The 10/29/21 Term Sheet, which apparently refers to Defendant Keller as “Plaintiff” and Plaintiff Ling as “Defendant” based on the parties’ postures in a related federal lawsuit, includes the following terms:
· Keller assigns all rights to 9,384 bottles currently in Holland to Ling and represents that the bottles are under his control to release.
· Keller to release, transfer, and/or convey the bottles to Ling within 24 hours of the agreement.
· Keller to initiate transfer of bottles on 10/25/21.
· Ling to pay $400,000 within 120 days of Ling taking control of bottles.
· The parties to mutually release all claims including this state court action “[p]rovided the terms and conditions relating to [Keller’s] transfer and assignment of all intellectual property and interest in bottles are timely performed…”
The existence of a settlement agreement is an affirmative defense. (See Ladd v. Warner Bros. Entertainment, Inc. (2010) 184 Cal.App.4th 1298, 1309; Corkland v. Boscoe (1984) 156 Cal.App.3d 989, 993.) Here, although Defendant has not filed an answer asserting affirmative defenses, the Court will consider the merits of the defense because Plaintiff has not demonstrated it would be prejudicial to do so under the circumstances. (Atkins v. St. Cecilia Catholic School (2023) 90 Cal.App.5th 1328.) Here, Plaintiff has had the opportunity to present declarations rebutting the applicability of the affirmative defense.

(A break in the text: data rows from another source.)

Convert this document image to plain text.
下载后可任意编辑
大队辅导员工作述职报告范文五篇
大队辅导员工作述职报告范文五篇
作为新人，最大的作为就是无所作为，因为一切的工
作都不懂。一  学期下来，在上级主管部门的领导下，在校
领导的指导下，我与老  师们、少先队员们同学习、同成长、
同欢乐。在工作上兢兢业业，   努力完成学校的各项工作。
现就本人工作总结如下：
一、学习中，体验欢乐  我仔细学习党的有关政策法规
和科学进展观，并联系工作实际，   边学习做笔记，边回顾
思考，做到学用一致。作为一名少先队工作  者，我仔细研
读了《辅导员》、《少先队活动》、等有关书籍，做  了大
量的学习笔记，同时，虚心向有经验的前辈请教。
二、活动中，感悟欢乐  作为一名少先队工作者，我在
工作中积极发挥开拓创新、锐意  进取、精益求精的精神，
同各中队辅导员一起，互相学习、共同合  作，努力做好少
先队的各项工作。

The declaration of Plaintiff Ling states the following at paragraph 11:
“To avoid further litigation costs and attorney fees, I participated in a mediation with Keller, Nasser, Keller’s girlfriend, and counsel. Keller fraudulently claimed the bottles he had previously stolen from the company were still in Holland and not yet sold. Based on Keller’s fraudulent representations and fabricated documents that he had 10,000 bottles in his possession. . .I signed a ‘Term Sheet’ where Keller promised that he would give me the 10,000 bottles in his possession in consideration for the revenues from the sales of those bottles, or $400,000. However, the bottles were never transferred, as they do not exist! I have never seen or possessed a single bottle. The Term Sheet, which was predicated on the exchange of bottles for cash, was thus based on fraud, lacked consideration, and is completely unenforceable.”
“A settlement agreement is a contract, and the legal principles which apply to contracts generally apply to settlement contracts.” (Canaan Taiwanese Christian Church v. All World Mission Ministries (2012) 211 Cal.App.4th 1115, 1123.) “When a party's failure to perform a contractual obligation constitutes a material breach of the contract, the other party may be discharged from its duty to perform under the contract.” (Brown v. Grimes (2011) 192 Cal.App.4th 265, 277.) “Normally the question of whether a breach of an obligation is a material breach, so as to excuse performance by the other party, is a question of fact.” (Ibid.)
The Term Sheet conditioned the mutual release of all claims on Defendant’s timely transfer of the bottles, which Plaintiff declares were never transferred or received. Based on paragraph 11 of the Ling declaration, Plaintiff has shown there is a triable issue of material fact as to the existence of a binding settlement agreement.